野村佐紀子写真展-もうひとつの黒闇展-BLDギャラリー
ギャラリーを回るようになって半年足らず、そこで開催される写真展のテーマは多彩ですが、あまり正面から取り上げられない、欠けているものが一つあるなぁと思っていました。それはエロチシズムというテーマだと思います。
まさかとは思いますが、ギャラリー側に倫理規制があるのでしょうか。考えられるとしたらエロチシズムが写真のテーマとなり得ない時代なのかもしれません。私が集中的に写真を見出してそれほど日が経っているわけでもないし、全てを見尽くしているわけではないので、はっきりとしたことは言えませんが。
彼女の「夜間飛行」などの写真集をみるにつけ、是非とも実物を見たいと思うようになっていました。そのテーマに真っ向勝負しているような気がしたからです。
作品展の題名は「もうひとつの黒闇」です。私の電子辞書(広辞苑第五版)で言葉を引いても「黒闇」という単語は出てきません。作者の造語なのでしょうか、ちょっと引っかかりのある題名です。
展示されている作品は全てモノクロ写真です。白眉と言えるのは会場の奥の壁面に並べられた写真でしょう。ソラリゼーションといえばいいのでしょうか、遠目から見ると何も写っていない黒い印画紙が飾られているだけのように見えます。だから近づいて目をこらさなければなりません。闇の中から被写体の輪郭が仄かに浮かび上がってきます。正直言ってあまり見やすい写真ではありません。裸体の写真があります。裸体の主は男なのか、女なのか、キスをしているのは男同士なのか、手探りしても届かないもどかしさがあります。
彼女の写真を語るのに象徴的な一枚があります。ビルの谷間からの写真です。明け方なのか夕暮れなのか、何羽かの鳥が明るい空に向かって飛び立っています。彼女の視点の位置は暗闇です。その鳥はカラスなのでしょうか、闇を抱えたまま明るい空を闇を覆い尽くすために飛び立っているようです。
つまり寝室の若い男性や女性の裸体写真に始まり、風景写真、様々な写真の共通する視点が次第に明らかになっていきます。つまり撮影者自身が闇にいること、闇の視点からの撮影されたものであります。
現代、特に都会に暮らしていると闇というものを知る機会がほとんどありません。たいていの場合手の届くところにスイッチがあり、すぐに灯りを手に入れることができます。為す術もなく、ただうずくまって朝が来るまで待つという状況は余程の事故に遭遇した以外には考えられないのです。
では闇が当たり前だった時代に何を考えて朝まで過ごしたのか? それとも襲われることに怯えていたのか、あるいは獲物を得るために欲望をかき立てていたのか? 漆黒の闇の中で今はすっかり失ってしまった、剥き出しの獣性を抱えていたのでしょう。
おそらくエロチシズムを作品として取り上げようとしたら、被写体のみがそれを帯びているというだけでは成立しないように思えます。被写体として存在するエロチシズムに対して、形而上なのか、形而下なのか、撮影者がそれに対抗するもの、カウンターパートを持ち合わせていないと成立しえないのです。撮影者は晒された被写体と同じだけの「何か」を晒されなければならないのです。

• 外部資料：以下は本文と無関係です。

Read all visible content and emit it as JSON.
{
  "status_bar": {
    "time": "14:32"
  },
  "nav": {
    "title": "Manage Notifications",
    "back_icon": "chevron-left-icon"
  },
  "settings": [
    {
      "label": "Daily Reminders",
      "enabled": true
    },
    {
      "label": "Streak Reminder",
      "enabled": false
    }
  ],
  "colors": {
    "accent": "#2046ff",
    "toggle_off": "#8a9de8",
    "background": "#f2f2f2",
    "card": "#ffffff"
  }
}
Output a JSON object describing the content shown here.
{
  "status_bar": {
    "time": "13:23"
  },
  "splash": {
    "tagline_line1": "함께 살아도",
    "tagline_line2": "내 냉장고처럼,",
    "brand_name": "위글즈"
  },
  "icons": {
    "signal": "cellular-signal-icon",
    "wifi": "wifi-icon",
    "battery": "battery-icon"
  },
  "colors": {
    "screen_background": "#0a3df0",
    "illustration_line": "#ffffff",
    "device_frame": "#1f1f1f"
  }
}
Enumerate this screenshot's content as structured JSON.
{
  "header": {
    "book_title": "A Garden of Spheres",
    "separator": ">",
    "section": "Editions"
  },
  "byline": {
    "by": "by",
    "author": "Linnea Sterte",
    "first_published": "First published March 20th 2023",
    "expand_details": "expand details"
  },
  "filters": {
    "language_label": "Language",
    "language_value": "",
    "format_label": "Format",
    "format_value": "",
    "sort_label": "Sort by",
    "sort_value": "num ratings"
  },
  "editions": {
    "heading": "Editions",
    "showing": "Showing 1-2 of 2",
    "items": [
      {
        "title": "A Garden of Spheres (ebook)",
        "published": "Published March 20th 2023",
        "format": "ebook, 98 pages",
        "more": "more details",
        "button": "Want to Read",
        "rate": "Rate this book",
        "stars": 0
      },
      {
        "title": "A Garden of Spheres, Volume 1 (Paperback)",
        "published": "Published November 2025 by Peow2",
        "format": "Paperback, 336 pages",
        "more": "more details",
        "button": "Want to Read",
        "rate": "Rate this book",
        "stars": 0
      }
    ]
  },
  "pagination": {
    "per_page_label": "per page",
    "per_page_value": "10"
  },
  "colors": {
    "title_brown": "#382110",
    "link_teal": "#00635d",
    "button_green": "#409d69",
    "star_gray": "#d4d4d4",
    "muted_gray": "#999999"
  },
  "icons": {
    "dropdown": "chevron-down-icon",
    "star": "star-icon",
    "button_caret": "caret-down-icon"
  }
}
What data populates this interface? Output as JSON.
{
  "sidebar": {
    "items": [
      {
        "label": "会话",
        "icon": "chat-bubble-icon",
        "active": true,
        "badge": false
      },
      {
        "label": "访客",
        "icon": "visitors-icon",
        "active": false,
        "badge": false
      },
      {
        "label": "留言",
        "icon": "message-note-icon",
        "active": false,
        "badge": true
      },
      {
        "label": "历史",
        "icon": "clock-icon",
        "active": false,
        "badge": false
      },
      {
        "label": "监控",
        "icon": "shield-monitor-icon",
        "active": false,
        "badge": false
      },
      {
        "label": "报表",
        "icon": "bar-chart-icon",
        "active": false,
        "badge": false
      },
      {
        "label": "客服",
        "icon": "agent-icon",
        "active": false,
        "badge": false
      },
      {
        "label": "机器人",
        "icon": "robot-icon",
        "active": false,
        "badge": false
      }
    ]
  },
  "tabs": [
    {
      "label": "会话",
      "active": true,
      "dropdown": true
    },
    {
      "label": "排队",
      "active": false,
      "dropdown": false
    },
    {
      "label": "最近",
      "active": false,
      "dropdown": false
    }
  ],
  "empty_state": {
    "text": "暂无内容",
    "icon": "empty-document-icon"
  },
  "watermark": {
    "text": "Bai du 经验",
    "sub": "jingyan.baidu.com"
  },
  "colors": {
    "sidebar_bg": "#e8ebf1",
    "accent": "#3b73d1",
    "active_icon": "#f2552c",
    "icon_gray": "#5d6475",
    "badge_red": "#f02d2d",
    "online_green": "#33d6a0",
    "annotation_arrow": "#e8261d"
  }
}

エロチシズムというのが作品として成立しないというのが状況にあるとしたら、それは華やかに見えるフロントエンドのエロチシズムに対して、対抗すべきバックエンドとしての撮影者の「何か」が疲弊するか、荒廃しているか、あるいは手詰まりの情況に陥っているのではないかと思えてしまうのです。
彼女の作品が今の時代に輝きを持つのは、そのカウンターパートとしてのものをしっかりと抱えてているからにほかなりません。
黒闇。この作品のエロチシズムの根源があります。